Üst üste geldi her şey sonrasında, son yıllarda üst üste vakit ayıramayan, müthiş meşgul olanların faşizmine maruz kalmıştım. Bir başkasından 10 dakika istediğimi hatırlıyorum, yine kendim için değildi, ama olmamıştı. Ve bir başkası… neydi insanı bu kadar meşgul eden şey acaba? Bence ‘’hiç’’… Çok belliydi bu, ‘’Kader’’ mevhumunun (anlayşının) en ince detaylarına kadar vakıf olmak lazım değildi bunu yorumlayıp anlamaya, mesaj netti : 15 dakikayı, kendisi için değerli olanlara vermemiştim, ve bunun apaçık tokadını yemiştim.
Gültekin Akın şiirinin bir kaç mısrası hücum etmişti beynime
‘’……
Ah, kimselerin vakti yok
Durup ince şeyleri anlamaya
…… ‘’
Sevgi kavramının tekrar sorgulamasıyla başlamış… kardeşlik ve paylaşım olguları üzerinde beynimi yormakla son bulmuştu bu süreç bende. Kavramlar yıpranmamış ama kavramları kendi üzerlerine yüklediğim insanların silüetleri flu’laşmıştı artık. Destansı kardeşlik beklentisi bende, destansı bir hüzne dönüşmüştü. Hele bu ‘’iş’’te kardeşlik yoksa, başkaca da hiçbir de şey yoktu! Entelektüel bir çaba ve büyük bir ürün elde ettiğim fikrinde olmadım ama hayatın her karesi bana bir ders niteliğinde, bu anlaşılıyor. Karşılık üzerine, velev ki zerre kadar dahi olsa bir ilişki bina etmemek lazım. İstememek de lazım sanki… Bu zamanın rezil ilişki düzenine rağmen istememek.
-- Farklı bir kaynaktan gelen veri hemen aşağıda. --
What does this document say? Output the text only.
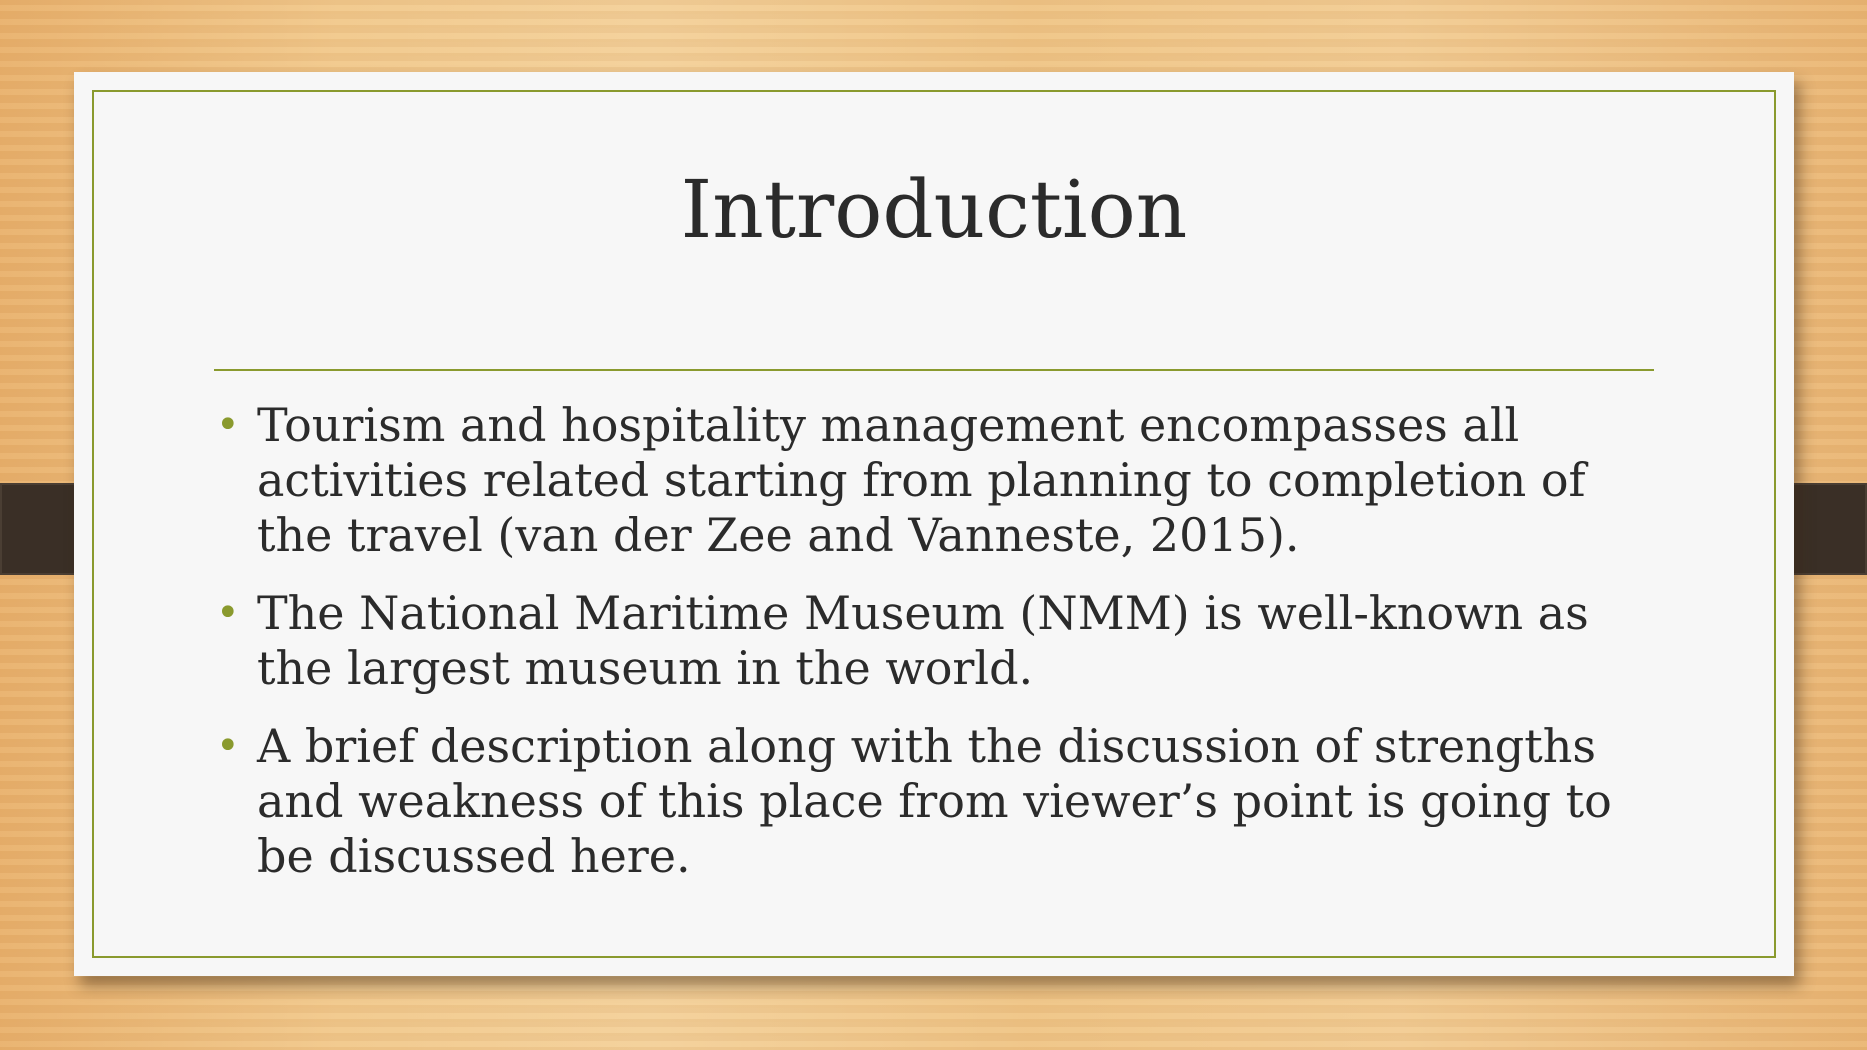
Introduction
• Tourism and hospitality management encompasses all activities related starting from planning to completion of the travel (van der Zee and Vanneste, 2015).
• The National Maritime Museum (NMM) is well-known as the largest museum in the world.
• A brief description along with the discussion of strengths and weakness of this place from viewer’s point is going to be discussed here.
Lahuti (manevi) beraberlik sebebi yerine, ‘’Ghetto’’ fikrinin ağır basıyor olması çıkarcı düzenine rağmen. Para gibi kıymeti kendinden menkul olmayan paçavraların biraraya gelmede iştahları kardeşlikten daha da kabartıyor olmasına rağmen. Direnmek… bu nevzuhur faşizme direnmek. Direnmek ve isyan etmek. Neydi o! İsyanı olmayanın ahlakı da yoktu değil mi!
Her şey bir yana, karşılığı kendisinden istendiğinde en eksiksiz verecek olanın, cömert dostluğuna sığınmak fikri müthiş bir haz veriyor bana. O’nun var olması fikri bir yana, O’nun varlığına minnacık olsun üzeri pis dahi olsa bir ayna olma fikri haz sebebi…
Tam bu noktada işte, bu alıntı buraya uygun düştü;
“Fıtratı aşkla yoğrulmuş gibi sermest-i câm-ı aşk olan Mevlânâ Câmi, kesretten (kalabalıklardan, kalabalıktan, çokluktan) vahdete (Bir’e, Tek’e) yüzleri çevirmek için… ne güzel söylemiş:
‘’
Yalnız Biri iste; başkaları istenmeye değmiyor.
Biri çağır; başkaları imdada gelmiyor.
Biri talep et; başkaları lâyık değiller.
Biri gör; başkaları her vakit görünmüyorlar, zevâl (yokluk, gizlenme) perdesinde saklanıyorlar.
Biri bil; marifetine (Allah bilgisi) yardım etmeyen başka bilmekler faidesizdir.
Biri söyle; Ona ait olmayan sözler mâlâyâni (boş, yararsız) sayılabilir. ‘’
Aforizma sevmiyorum. Mesaj alıntılı sahibine gönderme gün yüzü görmemiş iki satırdan oluşan didaktik öğretileri sevmediğim gibi. Hepsi itici geliyor. Yazının sonunu da ‘’ siz siz olun, arkadaşı iyi seçin…’’ felan gibi saçma bir nasihati tercih etmeyeceğim. Böyle bir şansınız yok zira… hayat sinüs kosinüs eğrisi; bin altına sahip olduğumuz ama sadece 1 ini kullanmaya iznimizin olduğu, hem aynı anda zengin hem de fakir olduğumuz, dual gerçeklerin her gün her saat birbiriyle çarpıştığı ve/veya sarmaş dolaş olduğu ‘’ garip ‘’ bir yerdeyiz. Aforizmatik mi ele aldım konuyu yoksa… töbe töbe!!!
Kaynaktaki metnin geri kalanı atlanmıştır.